You talked about the problem of “interference with witnesses”, can you elaborate?


As I mentioned, four arrests have recently been made relating to offences against the administration of justice in the Bemba case. These are offences under Article 70 of the Rome Statute which stipulates that, amongst other things, it is an offence to corruptly influence a witness. Interfering with witnesses is a serious offence as it intentionally perverts the course of justice and proceedings before the Court. It seeks to impede the establishment of the truth in cases where those at trial are accused of some of the gravest crimes listed in the Rome Statute.

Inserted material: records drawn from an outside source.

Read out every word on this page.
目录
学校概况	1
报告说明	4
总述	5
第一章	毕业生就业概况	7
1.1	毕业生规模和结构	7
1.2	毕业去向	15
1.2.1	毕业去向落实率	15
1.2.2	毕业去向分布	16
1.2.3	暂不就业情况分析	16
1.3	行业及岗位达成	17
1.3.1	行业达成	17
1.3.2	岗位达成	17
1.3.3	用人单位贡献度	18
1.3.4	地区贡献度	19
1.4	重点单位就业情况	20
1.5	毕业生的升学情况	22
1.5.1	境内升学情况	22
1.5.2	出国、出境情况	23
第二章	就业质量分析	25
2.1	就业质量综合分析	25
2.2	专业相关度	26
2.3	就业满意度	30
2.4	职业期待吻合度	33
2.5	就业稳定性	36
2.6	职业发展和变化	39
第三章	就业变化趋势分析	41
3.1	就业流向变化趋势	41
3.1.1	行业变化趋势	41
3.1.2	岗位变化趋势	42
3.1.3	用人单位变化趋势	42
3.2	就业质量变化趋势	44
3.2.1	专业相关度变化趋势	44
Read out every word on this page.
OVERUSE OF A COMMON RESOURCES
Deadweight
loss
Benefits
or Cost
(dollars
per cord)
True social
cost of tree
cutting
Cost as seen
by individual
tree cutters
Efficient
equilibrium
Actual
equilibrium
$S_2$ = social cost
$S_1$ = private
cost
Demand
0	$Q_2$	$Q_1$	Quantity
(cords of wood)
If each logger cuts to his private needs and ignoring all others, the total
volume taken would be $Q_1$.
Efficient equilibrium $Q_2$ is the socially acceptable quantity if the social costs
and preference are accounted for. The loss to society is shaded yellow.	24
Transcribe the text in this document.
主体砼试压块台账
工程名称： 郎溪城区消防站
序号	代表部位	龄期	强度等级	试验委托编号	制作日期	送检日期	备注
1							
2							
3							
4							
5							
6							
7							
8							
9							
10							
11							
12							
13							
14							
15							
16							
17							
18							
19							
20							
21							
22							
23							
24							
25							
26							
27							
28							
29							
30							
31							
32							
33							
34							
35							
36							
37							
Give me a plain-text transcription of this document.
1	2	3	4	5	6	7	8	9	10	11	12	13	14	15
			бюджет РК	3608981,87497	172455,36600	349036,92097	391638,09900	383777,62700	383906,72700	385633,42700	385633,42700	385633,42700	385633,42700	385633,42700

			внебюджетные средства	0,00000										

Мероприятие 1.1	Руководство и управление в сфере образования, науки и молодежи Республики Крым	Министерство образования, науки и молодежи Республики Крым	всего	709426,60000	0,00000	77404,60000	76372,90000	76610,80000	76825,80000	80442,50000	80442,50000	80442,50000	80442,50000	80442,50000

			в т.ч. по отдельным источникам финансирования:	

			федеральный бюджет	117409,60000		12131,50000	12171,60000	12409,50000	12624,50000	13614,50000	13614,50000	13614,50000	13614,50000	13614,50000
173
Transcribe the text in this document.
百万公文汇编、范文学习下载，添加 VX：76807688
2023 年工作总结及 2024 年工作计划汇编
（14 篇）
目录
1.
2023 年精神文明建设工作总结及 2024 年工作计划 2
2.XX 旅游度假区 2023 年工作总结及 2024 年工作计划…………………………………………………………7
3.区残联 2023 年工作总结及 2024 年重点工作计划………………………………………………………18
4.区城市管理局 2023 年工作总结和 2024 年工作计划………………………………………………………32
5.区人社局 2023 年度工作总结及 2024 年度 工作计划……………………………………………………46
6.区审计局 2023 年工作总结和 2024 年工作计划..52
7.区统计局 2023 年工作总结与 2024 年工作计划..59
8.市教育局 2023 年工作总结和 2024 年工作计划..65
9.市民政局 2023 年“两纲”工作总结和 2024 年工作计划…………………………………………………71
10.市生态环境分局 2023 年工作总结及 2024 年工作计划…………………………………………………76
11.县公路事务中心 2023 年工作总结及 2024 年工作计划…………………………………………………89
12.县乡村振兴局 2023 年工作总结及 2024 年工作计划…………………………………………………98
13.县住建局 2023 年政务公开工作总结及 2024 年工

We cannot stand idly by and allow these serious offences to undermine the Court’s proceedings and credibility. For that reason, my office will continue to investigate any and all interferences with its witnesses so that those responsible will be punished to the fullest extent of the law. The recent arrests in the Bemba case are a testament to our determination to put an end to such unlawful interferences with the administration of justice.


This is not the first case of its kind at the Court. In October 2013, the judges of the Court unsealed a warrant of arrest against Walter Barasa for attempting to corruptly influence witness(es) in the case against William Ruto and Joshua Sang in breach of Article 70.1(c) of the Rome Statute. The scale of witness interference that the Office has seen in the Kenya cases has been unprecedented and needs to be stopped in its tracks.


The challenge we face is that the intimidation and interference goes beyond individual witnesses themselves and extends to pressures on their immediate and extended families, relatives and loved ones. We continue to employ all means at our disposal to address these challenges, including working closely with the Victims and Witnesses Unit in the Registry of the Court.


The Office of the Prosecutor will continue to seek authorisation from the judges for additional protective measures, as needed. We appreciate the sacrifices that witnesses make for the sake of truth. They deserve our utmost respect and admiration for their commitment to the pursuit of justice.


Corruptly influencing witnesses, obstructing or interfering with the attendance or testimony of witnesses, retaliating against witnesses, and interfering with the collection of evidence are all serious offences under the Rome Statute that can carry a maximum penalty of five years imprisonment. My office will not hesitate to pursue and prosecute any persons implicated in this sort of criminal activity. Justice must be allowed to take its course unhindered by outside interference. We will continue to do all we can to keep our witnesses safe.


Of 139 state-party signatories to the ICC statute, about 30 are yet to ratify it. Does this hamper decision-making at the ICC?


I have a clear mandate to apply the law, and any decisions I take will be strictly within the jurisdiction and legal framework as set out in the Rome Statute. As I have stated before, as Prosecutor, I will pursue the mandate the Court’s states parties have entrusted to me independently and impartially, as the Rome Statute requires.


My office will continue to act solely upon the evidence and the applicable legal principles, within the framework of the Rome Statute, with sensitivity to the interests of victims and witnesses, fairness toward suspects and accused persons, and respect for our obligations to the international community. In this aim, politics and extraneous considerations have no place and will play no part in the decisions I take. I am most resolute in this regard. To date, 122 countries have pledged allegiance to the goals and mandate of the Court through ratifications. We hope more states join the growing ranks of the Court’s states parties.


What is your view as a Gambian and an international figure on your country’s withdrawal from the Commonwealth? 

As Prosecutor, it is not my role to comment on such decisions, which are purely a sovereign prerogative, whether taken by The Gambia or any other state. My mandate is to investigate the world’s most serious crimes as listed in the Rome Statute, namely: war crimes, crimes against humanity and genocide.